Kissidougou (N’ko: ߞߛߌ߬ߘߎ߯; pronounced like Kiss-eh-dow-goo) is a city in southern Guinea.  It is the capital of in the Kissidougou Prefecture.  Following intensified conflicts in Sierra Leone and Liberia during the fall and winter of 2000, many people from the city of Guéckédou fled to Kissidougou and stayed. As of 2014 it had a population of 102,675 people.

The town is served by Kissidougou Airport, and the Niandan river flows past the city.

Kissidougou City 
Founded in the eighteenth century, the city is known for the coffee plantations and large expanses of nearby forest.  Other attractions in the city include a museum, a football team and a major bridge.

Although the market is open 7 days a week, it is especially busy on Tuesdays.
The word Kissidougou means a place of refuge in Malinke, Kouranko [Malinke Sub-group] are the largest local ethnic group.
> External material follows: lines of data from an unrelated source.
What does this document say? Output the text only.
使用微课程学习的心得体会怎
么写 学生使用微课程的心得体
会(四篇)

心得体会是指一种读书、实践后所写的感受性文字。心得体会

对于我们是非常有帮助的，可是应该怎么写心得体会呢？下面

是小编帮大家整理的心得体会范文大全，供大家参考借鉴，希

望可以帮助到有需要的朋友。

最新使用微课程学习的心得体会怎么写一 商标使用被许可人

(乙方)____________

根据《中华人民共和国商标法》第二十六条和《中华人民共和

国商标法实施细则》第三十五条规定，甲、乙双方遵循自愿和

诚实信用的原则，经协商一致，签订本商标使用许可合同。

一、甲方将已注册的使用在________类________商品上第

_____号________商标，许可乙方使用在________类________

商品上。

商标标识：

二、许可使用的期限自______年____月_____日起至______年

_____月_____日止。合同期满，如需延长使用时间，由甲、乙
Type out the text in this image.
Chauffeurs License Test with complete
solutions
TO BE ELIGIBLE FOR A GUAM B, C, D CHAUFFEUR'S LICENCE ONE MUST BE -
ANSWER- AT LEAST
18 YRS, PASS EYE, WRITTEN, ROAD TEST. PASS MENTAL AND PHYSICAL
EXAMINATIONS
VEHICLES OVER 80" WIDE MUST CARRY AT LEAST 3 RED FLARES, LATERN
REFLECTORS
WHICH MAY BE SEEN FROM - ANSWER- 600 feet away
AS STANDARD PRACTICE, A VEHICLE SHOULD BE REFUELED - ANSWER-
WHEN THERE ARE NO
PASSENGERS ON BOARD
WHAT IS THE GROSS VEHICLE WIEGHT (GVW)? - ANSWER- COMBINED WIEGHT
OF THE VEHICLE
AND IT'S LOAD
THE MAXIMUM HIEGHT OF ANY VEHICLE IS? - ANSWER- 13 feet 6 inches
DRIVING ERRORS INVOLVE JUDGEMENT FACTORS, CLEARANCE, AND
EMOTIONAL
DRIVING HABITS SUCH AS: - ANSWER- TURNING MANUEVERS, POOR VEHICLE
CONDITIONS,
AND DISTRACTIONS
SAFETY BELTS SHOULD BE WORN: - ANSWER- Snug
The Guinean musician and singer Mory Kanté was from Kissidougou.

Ethnicity 

Besides the dominant Kouranko and Kissi there are many other ethnic groups living in Kissidougou, including the Malinké and Fula. Many Loma people live in this region as well, especially between Kissidougou and Macenta.

Climate 
Kissidougou has a tropical savanna climate (Köppen climate classification Aw).

Refugee crisis 
Throughout the 1990s, the government of Guinea, in cooperation with the United Nations High Commission for Refugees (UNHCR), provided international protection and assistance to Sierra Leonian and Liberian refugees residing along Guinea's southern border.  In December 2000 and January 2001, a series of cross border attacks resulted in a massive shift in refugee (and Guinean) populations.  Many fled to the Kissidougou and N'Zérékoré Prefectures in the Forest Region of Guinea.  In February 2001, relocation of the Gueckédou and Faranah camps began with the transfer of temporary refugee settlements to new camps in the Albadariah sub-prefecture of Kissidougou.

Throughout 2001, there were more than 400,000 refugees in Guinea, many in Kissidougou.  This massive influx of Sierra Leonian refugees placed great stress on the government of Guinea as well as upon international aid organizations' ability to provide a stable, secure refuge.

There were widespread accounts of sexual violence throughout the camps, despite the best efforts of the international relief organizations.